Salon Galić also featured a prolific range of caricature-based exhibitions, the most popular being the satirical creations that shared the poetical principles of the artists behind the pre-war magazine Duje Balavac. Beside the 1924 and 1926 Angjeo Uvodić exhibitions, caricaturists that took their works to Salon Galić included Ivan Mirković in 1928, Ladislav Kondor in 1939, Uroš Marović in the two pre-WW2 years [10] and Milan Tolić in 1961. Mirković also exhibited sculptures and in the steps of Uvodić provided essayistic commentary prommoting caricatures an artistic medium.[11]

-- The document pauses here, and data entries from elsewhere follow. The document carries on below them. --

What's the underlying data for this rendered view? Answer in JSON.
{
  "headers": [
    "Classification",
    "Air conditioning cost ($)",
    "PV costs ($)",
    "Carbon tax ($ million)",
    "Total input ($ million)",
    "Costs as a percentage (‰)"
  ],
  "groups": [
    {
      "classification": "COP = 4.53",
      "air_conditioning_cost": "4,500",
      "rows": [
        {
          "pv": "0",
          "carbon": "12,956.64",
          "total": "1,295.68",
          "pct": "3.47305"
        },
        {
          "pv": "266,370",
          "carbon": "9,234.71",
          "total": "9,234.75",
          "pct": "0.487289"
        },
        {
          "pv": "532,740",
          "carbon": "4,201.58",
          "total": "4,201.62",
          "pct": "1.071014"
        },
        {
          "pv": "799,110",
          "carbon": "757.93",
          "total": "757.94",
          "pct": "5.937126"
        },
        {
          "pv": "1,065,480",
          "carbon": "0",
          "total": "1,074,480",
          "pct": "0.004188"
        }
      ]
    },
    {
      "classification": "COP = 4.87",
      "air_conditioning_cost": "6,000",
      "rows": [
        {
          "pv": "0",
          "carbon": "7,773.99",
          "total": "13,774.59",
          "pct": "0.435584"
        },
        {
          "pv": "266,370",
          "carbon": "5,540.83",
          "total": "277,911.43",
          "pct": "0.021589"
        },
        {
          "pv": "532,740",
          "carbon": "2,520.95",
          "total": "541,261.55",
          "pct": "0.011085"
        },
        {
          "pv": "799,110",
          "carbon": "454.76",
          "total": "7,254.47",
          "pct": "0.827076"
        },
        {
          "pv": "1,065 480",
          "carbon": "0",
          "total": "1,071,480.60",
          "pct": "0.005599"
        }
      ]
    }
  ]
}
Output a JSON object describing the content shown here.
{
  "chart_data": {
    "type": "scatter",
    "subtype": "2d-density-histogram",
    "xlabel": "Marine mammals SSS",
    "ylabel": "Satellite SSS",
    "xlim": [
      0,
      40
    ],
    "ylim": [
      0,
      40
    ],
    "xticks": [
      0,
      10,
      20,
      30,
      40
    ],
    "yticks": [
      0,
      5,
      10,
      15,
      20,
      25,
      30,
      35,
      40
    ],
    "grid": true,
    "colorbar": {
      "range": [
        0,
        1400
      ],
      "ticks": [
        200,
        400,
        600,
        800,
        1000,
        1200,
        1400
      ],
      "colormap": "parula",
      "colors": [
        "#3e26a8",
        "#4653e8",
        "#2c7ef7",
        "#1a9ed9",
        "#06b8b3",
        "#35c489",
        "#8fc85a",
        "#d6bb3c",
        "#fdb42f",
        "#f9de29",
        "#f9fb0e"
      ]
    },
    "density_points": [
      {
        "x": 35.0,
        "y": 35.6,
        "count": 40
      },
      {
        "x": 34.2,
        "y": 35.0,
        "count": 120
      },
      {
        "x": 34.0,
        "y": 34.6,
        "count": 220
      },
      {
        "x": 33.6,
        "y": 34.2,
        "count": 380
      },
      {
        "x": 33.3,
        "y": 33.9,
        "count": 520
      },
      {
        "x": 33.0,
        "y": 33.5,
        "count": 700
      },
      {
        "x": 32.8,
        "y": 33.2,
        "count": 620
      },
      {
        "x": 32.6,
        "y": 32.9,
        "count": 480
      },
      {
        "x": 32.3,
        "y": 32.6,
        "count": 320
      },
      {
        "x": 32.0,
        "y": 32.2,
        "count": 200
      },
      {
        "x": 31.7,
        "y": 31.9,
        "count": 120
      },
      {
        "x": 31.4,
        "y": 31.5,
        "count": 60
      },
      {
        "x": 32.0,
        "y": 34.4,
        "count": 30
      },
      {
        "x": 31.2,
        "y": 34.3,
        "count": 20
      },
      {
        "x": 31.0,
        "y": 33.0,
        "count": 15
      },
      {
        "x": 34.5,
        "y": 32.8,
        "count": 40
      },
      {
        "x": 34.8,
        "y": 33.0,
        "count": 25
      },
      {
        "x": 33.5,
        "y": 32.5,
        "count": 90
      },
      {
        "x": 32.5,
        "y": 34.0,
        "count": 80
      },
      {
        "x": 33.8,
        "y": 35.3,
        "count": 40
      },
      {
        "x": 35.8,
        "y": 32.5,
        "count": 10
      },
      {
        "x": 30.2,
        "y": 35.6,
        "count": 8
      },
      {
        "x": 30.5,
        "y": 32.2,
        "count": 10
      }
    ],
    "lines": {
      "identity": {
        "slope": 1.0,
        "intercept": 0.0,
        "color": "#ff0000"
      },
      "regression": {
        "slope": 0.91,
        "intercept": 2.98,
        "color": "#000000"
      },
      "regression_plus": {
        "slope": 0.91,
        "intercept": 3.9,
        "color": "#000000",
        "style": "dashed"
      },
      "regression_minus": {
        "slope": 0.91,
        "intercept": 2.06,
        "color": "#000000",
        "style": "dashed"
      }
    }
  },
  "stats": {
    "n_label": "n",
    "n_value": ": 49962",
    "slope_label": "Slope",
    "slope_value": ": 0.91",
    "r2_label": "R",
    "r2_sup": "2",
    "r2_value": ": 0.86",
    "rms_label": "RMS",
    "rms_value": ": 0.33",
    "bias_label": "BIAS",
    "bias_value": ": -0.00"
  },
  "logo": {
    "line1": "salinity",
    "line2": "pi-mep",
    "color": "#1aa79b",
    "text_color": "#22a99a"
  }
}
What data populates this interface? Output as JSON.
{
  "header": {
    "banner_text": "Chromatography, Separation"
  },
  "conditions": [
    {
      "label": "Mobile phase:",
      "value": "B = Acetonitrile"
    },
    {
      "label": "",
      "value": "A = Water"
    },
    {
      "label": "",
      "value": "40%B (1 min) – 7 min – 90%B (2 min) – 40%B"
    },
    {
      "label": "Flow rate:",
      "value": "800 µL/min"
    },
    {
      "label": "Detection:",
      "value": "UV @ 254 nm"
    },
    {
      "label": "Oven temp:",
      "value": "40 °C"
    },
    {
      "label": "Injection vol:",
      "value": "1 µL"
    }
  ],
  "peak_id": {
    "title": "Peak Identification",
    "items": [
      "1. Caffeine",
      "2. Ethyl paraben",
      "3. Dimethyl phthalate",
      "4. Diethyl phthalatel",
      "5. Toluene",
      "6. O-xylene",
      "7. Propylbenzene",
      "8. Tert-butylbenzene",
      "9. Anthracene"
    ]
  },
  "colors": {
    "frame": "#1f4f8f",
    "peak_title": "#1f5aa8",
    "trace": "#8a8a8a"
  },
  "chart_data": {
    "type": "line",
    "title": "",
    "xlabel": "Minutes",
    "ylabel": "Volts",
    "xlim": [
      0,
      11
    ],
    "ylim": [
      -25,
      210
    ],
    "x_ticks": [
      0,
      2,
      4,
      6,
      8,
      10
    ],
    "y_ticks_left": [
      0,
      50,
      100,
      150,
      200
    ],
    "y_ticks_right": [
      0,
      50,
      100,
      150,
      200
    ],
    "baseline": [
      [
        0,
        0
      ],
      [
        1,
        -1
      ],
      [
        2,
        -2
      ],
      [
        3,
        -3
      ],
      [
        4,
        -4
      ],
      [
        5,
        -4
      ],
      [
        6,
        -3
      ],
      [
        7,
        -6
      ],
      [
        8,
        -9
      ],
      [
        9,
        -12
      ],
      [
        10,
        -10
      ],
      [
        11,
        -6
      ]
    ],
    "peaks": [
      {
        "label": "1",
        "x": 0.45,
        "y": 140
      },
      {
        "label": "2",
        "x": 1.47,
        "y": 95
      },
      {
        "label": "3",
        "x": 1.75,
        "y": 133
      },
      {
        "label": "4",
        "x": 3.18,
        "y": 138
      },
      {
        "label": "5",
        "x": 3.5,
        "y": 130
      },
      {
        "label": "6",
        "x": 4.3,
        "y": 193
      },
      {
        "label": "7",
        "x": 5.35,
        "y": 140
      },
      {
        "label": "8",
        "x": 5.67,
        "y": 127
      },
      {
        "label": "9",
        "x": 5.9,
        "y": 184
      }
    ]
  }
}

Salon Galić attracted a wide and vast array of international artists during the interwar period. Russian-born painters Aleksanar Lažečnikov and Ilija Ahmetov exhibited two eclectic and expressive efforts in 1925 and 1929, respectively.[12] Inspired by Split's old urban core, Austrian painter and graphic designer Wilhelm Saure created a piece that was planned to express sentiments of an old, historical and raw town, exhibited in 1926. Ukrainian artist Ipolit Danilovič Majkovski undersigns three stylistically different and well-received exhibitions, in 1927, 1930 and 1937.[13]
International artists that have exhibited in Salon Galić also include Bulgarian post-impressionist painter Nikola Tanev (in 1930), German architect Walter von Wecus (in 1933 and 1935, with the former garnering a record-high audience attendance for the time, according to Stanko Piplović[14]), Dutch-based painter and writer J. B. Kobè (in 1935), painters Hans Gassebner from Germany and Philip Ullott from England in a joint exhibition (in 1939, with the latter's "skillfully composed watercolour full of liveliness" attracting public interest[15]), Czech artist Alois Kohout Lecoque (in 1940) and in the same year, Berlin-born Rudolf Bunk, who moved to Split after his exhibition, inspired by Matisse and Picasso.[16]
Salon Galić also mediated various administrative businesses. By 1927, the only school building in Split was the Male Real School.[17] Drafts for building the first primary school in Lučac from Split, Zagreb, Ljubljana and Paris were presented at Salon Galić on January 16 the same year.[18] Complications with the municipal board however proved decisive with the project's completion, and the block Manuš homed the first elementary school building in 1930.[19]